Vincent menarik napas dalam, wajahnya menegang mengingat kejadian tadi. “Iya… keluarganya. Mereka selalu memberinya tekanan, bahkan sampai mempermalukan dia di depan umum.” Suaranya berubah berat, penuh penyesalan sekaligus amarah.
Dokter menepuk bahu Vincent pelan. “Perhatikan pasien dengan baik. Kondisinya saat ini tidak boleh menerima tekanan sembarangan.
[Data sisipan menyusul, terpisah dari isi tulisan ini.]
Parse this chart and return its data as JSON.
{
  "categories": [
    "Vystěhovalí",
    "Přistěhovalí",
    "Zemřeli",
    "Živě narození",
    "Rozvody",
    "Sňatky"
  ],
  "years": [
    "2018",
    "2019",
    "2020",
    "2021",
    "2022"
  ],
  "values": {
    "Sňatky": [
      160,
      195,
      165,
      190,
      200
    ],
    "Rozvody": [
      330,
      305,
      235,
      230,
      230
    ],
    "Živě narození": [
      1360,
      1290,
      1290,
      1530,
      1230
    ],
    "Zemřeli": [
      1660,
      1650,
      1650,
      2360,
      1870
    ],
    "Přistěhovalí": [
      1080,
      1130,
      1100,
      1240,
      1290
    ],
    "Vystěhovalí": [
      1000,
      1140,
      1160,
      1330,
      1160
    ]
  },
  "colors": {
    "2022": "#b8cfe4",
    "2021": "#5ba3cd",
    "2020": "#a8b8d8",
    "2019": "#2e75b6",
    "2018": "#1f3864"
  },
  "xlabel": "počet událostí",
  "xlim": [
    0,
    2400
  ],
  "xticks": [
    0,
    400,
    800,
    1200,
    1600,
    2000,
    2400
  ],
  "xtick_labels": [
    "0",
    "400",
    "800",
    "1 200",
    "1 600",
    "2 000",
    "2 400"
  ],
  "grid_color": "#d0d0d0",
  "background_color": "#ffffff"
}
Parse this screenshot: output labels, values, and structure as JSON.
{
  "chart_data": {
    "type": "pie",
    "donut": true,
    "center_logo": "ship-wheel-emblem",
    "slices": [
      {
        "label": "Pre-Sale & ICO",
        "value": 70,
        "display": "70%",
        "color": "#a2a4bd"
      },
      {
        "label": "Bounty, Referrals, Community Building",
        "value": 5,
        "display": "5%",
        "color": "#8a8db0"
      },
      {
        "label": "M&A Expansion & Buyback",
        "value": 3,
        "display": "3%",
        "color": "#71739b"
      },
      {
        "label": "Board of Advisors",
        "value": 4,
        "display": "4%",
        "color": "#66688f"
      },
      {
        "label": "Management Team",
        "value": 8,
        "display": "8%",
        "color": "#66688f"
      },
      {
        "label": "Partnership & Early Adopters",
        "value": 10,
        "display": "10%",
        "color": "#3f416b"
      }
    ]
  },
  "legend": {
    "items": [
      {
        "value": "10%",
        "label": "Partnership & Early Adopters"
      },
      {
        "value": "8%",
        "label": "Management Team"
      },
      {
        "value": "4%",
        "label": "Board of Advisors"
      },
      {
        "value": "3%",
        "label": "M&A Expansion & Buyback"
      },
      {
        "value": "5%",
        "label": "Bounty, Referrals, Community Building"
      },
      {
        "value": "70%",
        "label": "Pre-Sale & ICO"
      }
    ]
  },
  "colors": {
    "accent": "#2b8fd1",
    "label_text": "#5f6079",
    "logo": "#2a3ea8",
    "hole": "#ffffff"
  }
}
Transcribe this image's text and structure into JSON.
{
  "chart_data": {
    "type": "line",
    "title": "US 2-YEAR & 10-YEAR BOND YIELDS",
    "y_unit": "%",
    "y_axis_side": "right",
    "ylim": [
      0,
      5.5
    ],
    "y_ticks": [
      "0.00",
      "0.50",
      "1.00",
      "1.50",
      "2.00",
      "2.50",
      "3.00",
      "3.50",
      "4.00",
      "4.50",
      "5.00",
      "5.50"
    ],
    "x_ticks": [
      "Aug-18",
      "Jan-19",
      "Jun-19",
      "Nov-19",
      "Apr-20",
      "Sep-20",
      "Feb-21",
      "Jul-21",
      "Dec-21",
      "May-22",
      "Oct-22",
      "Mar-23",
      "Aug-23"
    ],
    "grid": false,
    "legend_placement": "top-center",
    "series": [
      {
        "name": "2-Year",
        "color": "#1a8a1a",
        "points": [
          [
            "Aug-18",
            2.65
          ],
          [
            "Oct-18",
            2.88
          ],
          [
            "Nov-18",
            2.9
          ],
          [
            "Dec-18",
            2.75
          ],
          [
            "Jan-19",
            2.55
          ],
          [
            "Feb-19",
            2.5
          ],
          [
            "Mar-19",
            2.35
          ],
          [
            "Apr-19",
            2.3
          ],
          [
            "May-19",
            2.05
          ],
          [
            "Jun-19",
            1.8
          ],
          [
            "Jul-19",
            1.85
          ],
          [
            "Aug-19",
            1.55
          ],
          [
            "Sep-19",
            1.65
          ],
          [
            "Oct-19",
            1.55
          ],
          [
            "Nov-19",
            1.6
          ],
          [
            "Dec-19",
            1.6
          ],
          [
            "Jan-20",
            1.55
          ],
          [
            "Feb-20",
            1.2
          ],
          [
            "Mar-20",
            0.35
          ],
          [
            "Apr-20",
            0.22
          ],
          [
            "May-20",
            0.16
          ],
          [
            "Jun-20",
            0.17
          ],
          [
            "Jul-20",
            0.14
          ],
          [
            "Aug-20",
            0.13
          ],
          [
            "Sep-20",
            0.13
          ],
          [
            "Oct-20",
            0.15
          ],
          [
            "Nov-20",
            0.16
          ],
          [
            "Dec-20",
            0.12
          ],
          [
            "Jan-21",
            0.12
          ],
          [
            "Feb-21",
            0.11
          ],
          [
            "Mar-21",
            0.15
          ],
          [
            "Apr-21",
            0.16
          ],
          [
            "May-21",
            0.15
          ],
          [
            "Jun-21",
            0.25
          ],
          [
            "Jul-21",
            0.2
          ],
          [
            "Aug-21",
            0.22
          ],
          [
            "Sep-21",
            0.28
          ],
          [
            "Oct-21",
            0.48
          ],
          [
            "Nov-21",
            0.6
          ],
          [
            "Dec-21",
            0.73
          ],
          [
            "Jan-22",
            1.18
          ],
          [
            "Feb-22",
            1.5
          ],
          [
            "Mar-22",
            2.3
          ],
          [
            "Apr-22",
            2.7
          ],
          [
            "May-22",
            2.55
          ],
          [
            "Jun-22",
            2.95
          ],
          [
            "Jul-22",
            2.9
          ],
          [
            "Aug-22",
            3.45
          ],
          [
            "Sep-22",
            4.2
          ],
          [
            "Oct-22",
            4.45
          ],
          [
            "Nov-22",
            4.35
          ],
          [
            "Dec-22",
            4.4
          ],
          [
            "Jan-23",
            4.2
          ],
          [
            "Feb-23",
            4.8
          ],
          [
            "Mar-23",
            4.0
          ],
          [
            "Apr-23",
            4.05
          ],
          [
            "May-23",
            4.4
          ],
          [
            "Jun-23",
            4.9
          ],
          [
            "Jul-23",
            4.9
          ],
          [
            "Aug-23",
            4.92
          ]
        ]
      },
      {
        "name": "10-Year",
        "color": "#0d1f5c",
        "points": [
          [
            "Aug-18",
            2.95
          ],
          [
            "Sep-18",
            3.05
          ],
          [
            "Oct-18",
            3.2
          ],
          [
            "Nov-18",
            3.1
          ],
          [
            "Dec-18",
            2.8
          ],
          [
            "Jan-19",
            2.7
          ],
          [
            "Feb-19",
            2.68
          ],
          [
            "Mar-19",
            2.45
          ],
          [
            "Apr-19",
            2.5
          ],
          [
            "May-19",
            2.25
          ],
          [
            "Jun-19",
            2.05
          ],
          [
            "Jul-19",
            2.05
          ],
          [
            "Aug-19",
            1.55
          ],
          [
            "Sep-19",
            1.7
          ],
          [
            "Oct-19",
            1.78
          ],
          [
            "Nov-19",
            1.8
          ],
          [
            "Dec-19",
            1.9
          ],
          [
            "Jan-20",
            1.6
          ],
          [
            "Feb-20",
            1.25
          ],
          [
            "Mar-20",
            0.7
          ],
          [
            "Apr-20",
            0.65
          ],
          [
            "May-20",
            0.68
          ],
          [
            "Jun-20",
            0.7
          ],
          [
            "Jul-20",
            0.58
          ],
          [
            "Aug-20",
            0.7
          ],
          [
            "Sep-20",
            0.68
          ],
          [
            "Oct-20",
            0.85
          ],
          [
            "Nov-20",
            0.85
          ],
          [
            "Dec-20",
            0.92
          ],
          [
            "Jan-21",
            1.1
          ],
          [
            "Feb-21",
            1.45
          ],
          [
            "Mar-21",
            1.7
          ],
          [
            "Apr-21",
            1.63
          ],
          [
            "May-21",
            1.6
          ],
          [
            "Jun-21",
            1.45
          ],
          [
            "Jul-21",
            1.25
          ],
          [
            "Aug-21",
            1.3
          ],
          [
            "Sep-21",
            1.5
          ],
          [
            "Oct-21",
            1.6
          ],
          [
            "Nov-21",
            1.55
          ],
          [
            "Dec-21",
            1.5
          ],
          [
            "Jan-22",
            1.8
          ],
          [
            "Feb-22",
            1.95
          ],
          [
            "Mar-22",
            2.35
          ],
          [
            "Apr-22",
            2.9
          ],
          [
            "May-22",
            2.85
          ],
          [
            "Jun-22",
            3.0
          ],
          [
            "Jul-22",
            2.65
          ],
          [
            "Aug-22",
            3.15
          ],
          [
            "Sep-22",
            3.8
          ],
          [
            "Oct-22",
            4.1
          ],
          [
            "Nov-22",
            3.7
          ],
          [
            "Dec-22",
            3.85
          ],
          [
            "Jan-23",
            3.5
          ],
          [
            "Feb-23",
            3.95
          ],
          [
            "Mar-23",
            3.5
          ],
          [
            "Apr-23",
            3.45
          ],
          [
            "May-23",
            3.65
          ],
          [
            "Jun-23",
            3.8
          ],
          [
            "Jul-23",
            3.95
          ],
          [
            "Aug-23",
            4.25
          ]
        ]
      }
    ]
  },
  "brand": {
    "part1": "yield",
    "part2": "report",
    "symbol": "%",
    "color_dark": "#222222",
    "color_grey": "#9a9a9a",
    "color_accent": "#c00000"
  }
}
Kalau tidak… dia bisa kehilangan kesadarannya, bahkan sulit kembali stabil.”
Vincent menunduk, rahangnya mengeras. “Baiklah, aku mengerti,” ucapnya pelan.
Ketika dokter pergi, Vincent berdiri sendirian di koridor rumah sakit. Lampu putih di atas kepalanya terasa dingin, seolah membekukan hatinya. Tatapannya beralih ke pintu kamar tempat Valentine terbaring, napasnya berat.
“Kalau Valentine ingat semuanya… apakah dia akan tetap memilihku? Apakah dia akan menikah denganku lagi… atau justru kembali pada Jacky?” batinnya bergejolak, penuh ketakutan yang tak pernah ia tunjukkan pada siapa pun.